Halk belediye başkanlarında ne bekliyor
- Neşeli, Güleryüz
- Samimiyet
- Tevazu
- Az konuşan, çok iş yapan
- Gösterişten uzak ,israftan uzak, sadelik ve az reklam , bol icraat bekliyor...
Neler beklemiyor...
- Somurtkan, agrasif bir yüz
- Yapmacık, samimiyetsiz bir tavır
- Kibir, enaniyet
- Çok konuşan, az iş yapan
- Etrafında ordu gibi korumalar, lüks arabalar ile israf
- Bol reklam değil, bol icraat bekliyor...
Neredesiniz hayırsever
dernekçiler!
Toplumdaki demokrasinin sağlanması noktasında STK( Sivil Toplum Kuruluşları) ve dernekler maalesef üzerine düşeni layıkıyla yerine getiremedi.Seçim zamanında sahneye çıkan , boy gösteren ve kendilerini kasıla kasıla kanaat önderi olarak tanıtanlar neredesiniz? Seçim bitti sizlerde gündemde değilsiniz ! Sadece seçim zamanında mı boy boy fotoğraflar çekip, sonrasında kendi kabuğunuza çekileceksiniz ! Reklamı bol fakat icraatı kısır olan yöneticilerin topluma hiçbir faydası yoktur! Dernekler sadece cenazelerde mesaj atan ve taziye yerine kullanılan bir yer haline gelmiştir. Sadece cenaze...Bu STK ve dernekler niçin çalıştay yapmazlar!Sosyal , kültürel çalışmalar yapmazlar ! Tertemiz gençlere sahip çıkıp onların eğitimlerini, kültürlerini ve dünyaya bakış açılarını zenginleştirip onları topluma faydalı birey olarak kazandırmazlar! Yakın zamanda üniversite tercihlerini yapacak gençlerimize , üniversite hayatında maddi ve manevi destek için bir araya geldiniz mi ? Gençlerin eğitimi ve kariyerleri için bir çalıştay yaptınız mı? Asıl vazifeleri dayanışma ruhu tesis edip gelecek nesillere aşılamazlar! Ve çok enterasan bir durum bu STK ve derneklerde yıllarca aynı simalar , aynı sözler ve aynı düşünceler...Siyasetin arka bahçesi haline gelen dernekler revize edilmelidir ! Siyasi tarafgirlik, şan, şöhret ve makam peşinde koşan yöneticiler revize edilmelidir ! Dernekçiliğin uzun vadeli ve toplumun her kesimine dokunması için yönetici kadrosu eğitimli, tecrübeli ve en önemlisi oturduğu koltuğu bir vasıta olarak görmemesi gerekir! Bu yönetici kadrolar; yeri geldiğinde vakitlerinden, yeri gediğinde imkânlarından fedakarlık yapmalıdır. Aksi halde yöneticiliği; bitmek bilmeyen meslek haline getirenler, insanlar tarafından şöhret olmak isteyenler, nefsi çıkarlarını gözetenler ve reklamın dışında hiçbir proje üretmeyen yöneticiler! Farkında olmadan toplumun birlik ve beraberliğine darbe vuruyorlar !

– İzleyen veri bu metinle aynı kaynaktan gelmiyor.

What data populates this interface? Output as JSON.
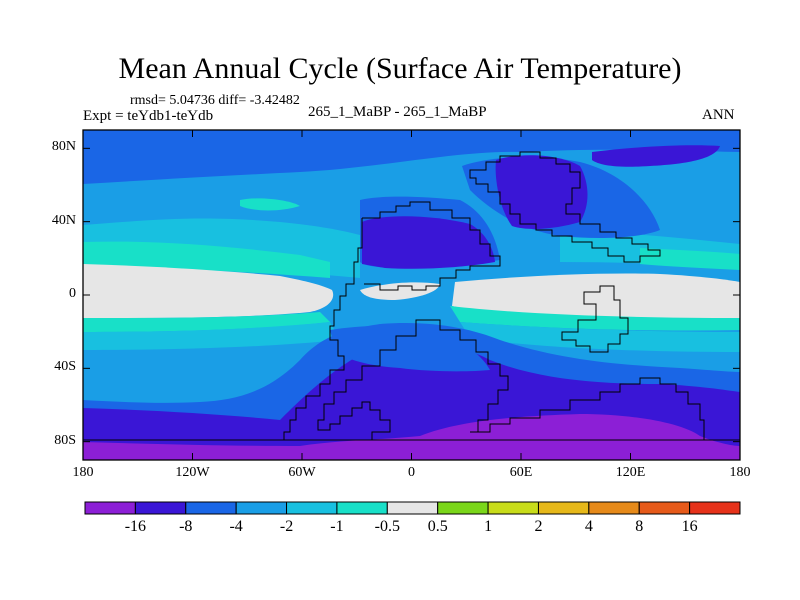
{
  "title": "Mean Annual Cycle (Surface Air Temperature)",
  "stats_text": "rmsd= 5.04736 diff= -3.42482",
  "expt_text": "Expt = teYdb1-teYdb",
  "center_label": "265_1_MaBP - 265_1_MaBP",
  "season": "ANN",
  "lat_ticks": [
    {
      "label": "80N",
      "lat": 80
    },
    {
      "label": "40N",
      "lat": 40
    },
    {
      "label": "0",
      "lat": 0
    },
    {
      "label": "40S",
      "lat": -40
    },
    {
      "label": "80S",
      "lat": -80
    }
  ],
  "lon_ticks": [
    {
      "label": "180",
      "lon": -180
    },
    {
      "label": "120W",
      "lon": -120
    },
    {
      "label": "60W",
      "lon": -60
    },
    {
      "label": "0",
      "lon": 0
    },
    {
      "label": "60E",
      "lon": 60
    },
    {
      "label": "120E",
      "lon": 120
    },
    {
      "label": "180",
      "lon": 180
    }
  ],
  "colorbar": {
    "colors": [
      "#8c1fd6",
      "#3a16d6",
      "#1a66e6",
      "#1a9ee6",
      "#18c0e0",
      "#18e0c8",
      "#e6e6e6",
      "#7ad61a",
      "#c8dc1a",
      "#e6b81a",
      "#e68a1a",
      "#e65a1a",
      "#e6321a"
    ],
    "labels": [
      "-16",
      "-8",
      "-4",
      "-2",
      "-1",
      "-0.5",
      "0.5",
      "1",
      "2",
      "4",
      "8",
      "16"
    ]
  }
}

STK ve Derneklere Hatırlatma
1- Derneklerde farklı konu ve zamanlarda sohbet, konferans, geçmişten gelen kültürlerimiz ve bilgilendirme programları hazırlanmalı, gençlerimiz idealist ve aktivist düşünceler çerçevesinde topluma nasıl faydalı olabilirler konusunda aydınlatılmalıdır.

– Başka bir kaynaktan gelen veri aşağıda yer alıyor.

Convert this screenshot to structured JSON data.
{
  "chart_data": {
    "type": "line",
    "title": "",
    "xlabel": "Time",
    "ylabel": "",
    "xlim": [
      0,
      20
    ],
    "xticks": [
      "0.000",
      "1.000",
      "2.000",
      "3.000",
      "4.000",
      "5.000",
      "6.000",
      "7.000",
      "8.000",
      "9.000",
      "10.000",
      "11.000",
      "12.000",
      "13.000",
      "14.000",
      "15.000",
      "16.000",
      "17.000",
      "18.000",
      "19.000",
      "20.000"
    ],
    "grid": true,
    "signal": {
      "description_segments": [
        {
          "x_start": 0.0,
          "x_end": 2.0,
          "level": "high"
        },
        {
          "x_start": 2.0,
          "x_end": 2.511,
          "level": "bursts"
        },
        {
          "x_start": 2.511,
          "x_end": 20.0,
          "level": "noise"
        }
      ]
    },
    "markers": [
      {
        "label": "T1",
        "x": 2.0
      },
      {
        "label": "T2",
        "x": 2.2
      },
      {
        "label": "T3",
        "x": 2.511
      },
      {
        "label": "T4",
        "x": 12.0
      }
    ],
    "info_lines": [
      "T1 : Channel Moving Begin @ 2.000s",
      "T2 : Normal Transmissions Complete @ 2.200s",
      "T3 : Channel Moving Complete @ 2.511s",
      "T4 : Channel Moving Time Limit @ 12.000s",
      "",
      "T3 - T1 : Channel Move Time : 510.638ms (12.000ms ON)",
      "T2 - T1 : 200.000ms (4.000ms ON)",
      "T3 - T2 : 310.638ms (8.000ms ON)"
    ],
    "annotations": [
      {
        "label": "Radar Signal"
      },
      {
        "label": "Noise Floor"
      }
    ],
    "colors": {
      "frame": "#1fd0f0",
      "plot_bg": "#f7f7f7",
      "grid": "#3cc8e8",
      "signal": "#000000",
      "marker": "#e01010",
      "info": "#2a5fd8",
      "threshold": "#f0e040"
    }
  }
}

2- Bütün gençleri kapsayacak projeler üretilmeli ve hayata geçirilmelidir. Gençlerin eğitim ve kariyerleri için çalıştay yapmalıdırlar.

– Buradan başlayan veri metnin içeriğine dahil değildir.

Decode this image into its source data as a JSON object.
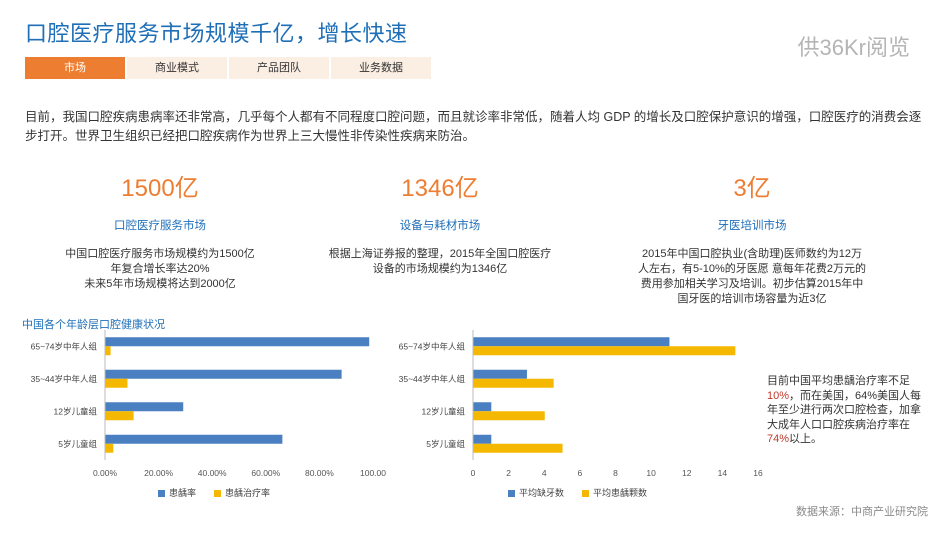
{
  "page": {
    "title": "口腔医疗服务市场规模千亿，增长快速",
    "watermark": "供36Kr阅览",
    "tabs": [
      {
        "label": "市场",
        "active": true
      },
      {
        "label": "商业模式",
        "active": false
      },
      {
        "label": "产品团队",
        "active": false
      },
      {
        "label": "业务数据",
        "active": false
      }
    ],
    "intro": "目前，我国口腔疾病患病率还非常高，几乎每个人都有不同程度口腔问题，而且就诊率非常低，随着人均 GDP 的增长及口腔保护意识的增强，口腔医疗的消费会逐步打开。世界卫生组织已经把口腔疾病作为世界上三大慢性非传染性疾病来防治。",
    "stats": [
      {
        "value": "1500亿",
        "label": "口腔医疗服务市场",
        "desc": "中国口腔医疗服务市场规模约为1500亿\n年复合增长率达20%\n未来5年市场规模将达到2000亿"
      },
      {
        "value": "1346亿",
        "label": "设备与耗材市场",
        "desc": "根据上海证券报的整理，2015年全国口腔医疗\n设备的市场规模约为1346亿"
      },
      {
        "value": "3亿",
        "label": "牙医培训市场",
        "desc": "2015年中国口腔执业(含助理)医师数约为12万\n人左右，有5-10%的牙医愿 意每年花费2万元的\n费用参加相关学习及培训。初步估算2015年中\n国牙医的培训市场容量为近3亿"
      }
    ],
    "chart_section_title": "中国各个年龄层口腔健康状况",
    "note_parts": {
      "p1": "目前中国平均患龋治疗率不足",
      "hl1": "10%",
      "p2": "，而在美国，64%美国人每年至少进行两次口腔检查，加拿大成年人口口腔疾病治疗率在",
      "hl2": "74%",
      "p3": "以上。"
    },
    "source": "数据来源：中商产业研究院",
    "colors": {
      "accent": "#ed7d31",
      "title_blue": "#1f6fb8",
      "series_blue": "#4a7fc1",
      "series_yellow": "#f5b800"
    }
  },
  "chart_data": [
    {
      "type": "bar",
      "orientation": "horizontal",
      "categories": [
        "65~74岁中年人组",
        "35~44岁中年人组",
        "12岁儿童组",
        "5岁儿童组"
      ],
      "series": [
        {
          "name": "患龋率",
          "values": [
            98.4,
            88.1,
            29.0,
            66.0
          ],
          "color": "#4a7fc1"
        },
        {
          "name": "患龋治疗率",
          "values": [
            1.9,
            8.2,
            10.5,
            2.9
          ],
          "color": "#f5b800"
        }
      ],
      "xlim": [
        0,
        100
      ],
      "xticks": [
        0,
        20,
        40,
        60,
        80,
        100
      ],
      "tick_labels": [
        "0.00%",
        "20.00%",
        "40.00%",
        "60.00%",
        "80.00%",
        "100.00"
      ],
      "legend": "bottom"
    },
    {
      "type": "bar",
      "orientation": "horizontal",
      "categories": [
        "65~74岁中年人组",
        "35~44岁中年人组",
        "12岁儿童组",
        "5岁儿童组"
      ],
      "series": [
        {
          "name": "平均缺牙数",
          "values": [
            11.0,
            3.0,
            1.0,
            1.0
          ],
          "color": "#4a7fc1"
        },
        {
          "name": "平均患龋颗数",
          "values": [
            14.7,
            4.5,
            4.0,
            5.0
          ],
          "color": "#f5b800"
        }
      ],
      "xlim": [
        0,
        16
      ],
      "xticks": [
        0,
        2,
        4,
        6,
        8,
        10,
        12,
        14,
        16
      ],
      "tick_labels": [
        "0",
        "2",
        "4",
        "6",
        "8",
        "10",
        "12",
        "14",
        "16"
      ],
      "legend": "bottom"
    }
  ]
}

3- Proje üstüne proje üreten, daha büyük hedefleri olan, bulunduğu toplumu bir adım daha öteye taşıma derdi olan kişilere sahip çıkmalı ve yönetimde söz vermelidirler.
4- Dernekler siyaset üstü bir mecralardır. Dernekler tarafsız ve ayırt etmeden her vatandaşa hizmet etmelidir. Son söz olarak , becerememek ile ihanet arasında ince bir çizgi vardır. Bir yönetici seçilir veya atanır, lakin bazen eğitimi, bilgisi ve fıtratı gereği başarısız olabilir. Bu gayet doğaldır, hayatın bir parçasıdır. Bu yüzden üyeler de, toplum da anlayışla karşılar. Fakat beceremediği halde koltukları işgal edenler, toplumun kazanımlarına engel olmaları sebebiyle kul hakkına girerler, vebali büyüktür. Aynı zamanda bu tutum içinde olmak topluma yapılan bir ihanettir.